Lado B. Por allá muy lejos, del otro lado, en su hora libre de Internet, se conecta el padrino Mr. G a mirar la foto de su compadre y su comadre X. Al otrora zar de la (in)seguridad de México, hoy preso en Nueva York, se le sale una carcajada maléfica que hackea el silencio de la mazmorra. De repente aplana un alacrán mezcalero con la base de su mouse inalámbrico. El veneno salpica el screen shot en pantalla y mancha la camisa de su viejo Presidente.

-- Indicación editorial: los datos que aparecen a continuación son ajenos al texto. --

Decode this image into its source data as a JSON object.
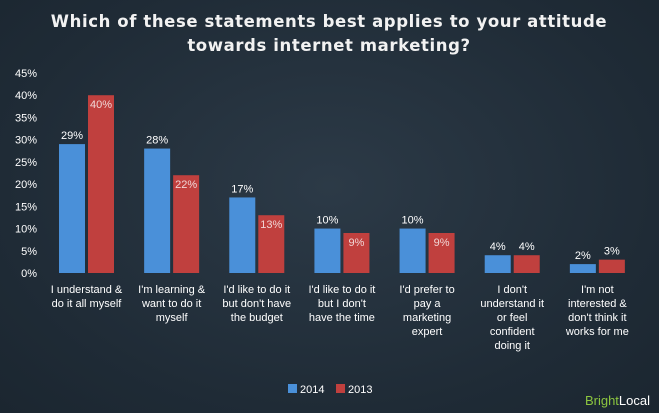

Break point. Fuera de su celda se yergue la silueta de un típico guarura yanqui de 220 libras. Es un agente de la DEA que cumple una única orden, bizarra pero contundente. Al parecer, el mandato imperativo bajó de Madrid, pasó por Arlington, Virginia, donde está el cuartel general de la Drug Enforcement Administration, y aterrizó en el penitenciario federal de Brooklyn. El guardia debe vigilar al expolicía 24/7. Lo instaron a que no hablara más, con nadie más. Su caso ya no va a escalar, sus antiguos jefes negociaron la impunidad. Transexenal, ida y vuelta, desde los ochenta a los dos miles.
Mejor y la DEA se dedique al flamante dossier del #narcopresidente, electoralmente más prometedor desde donde se le vea, en las dos orillas del Río Bravo. Carne en descomposición, cultivada en laboratorio y vendida como fresca para el hit carroñero.
Al agente le brinca el ojo por esa risa noir del reo, no comprende las razones de su insólito espasmo de alegría.
Piensa que quizás sea la ansiedad, o la cosquilla de ciertos memes virulentos. O no, será la visión de los letreros chistositos que campean sobre las puertas de los baños en la foto madrileña de X. O algo más.
El energúmeno voltea, gruñe y lo escrudiña, pero calla. Ni se atreve a preguntar. Mr. G estira el cuello y los metacarpos con modales taurinos.
Crac. Un trueno siniestro de huesos torcidos rompe de nuevo la monotonía del corredor eterno en el brazo de la muerte.
Black out. La cárcel neoyorquina es un cementerio de oscuridad cruenta. El vigilante de la DEA yace tieso en el piso helado, ya cumple su orden desde el más allá. No se atrevió a preguntar, pero antes del último aliento alcanzó a escuchar un susurro diabólico en español: “Cuando el tecolote canta, el gringo se muere”. Sobre todo, en San Valentín.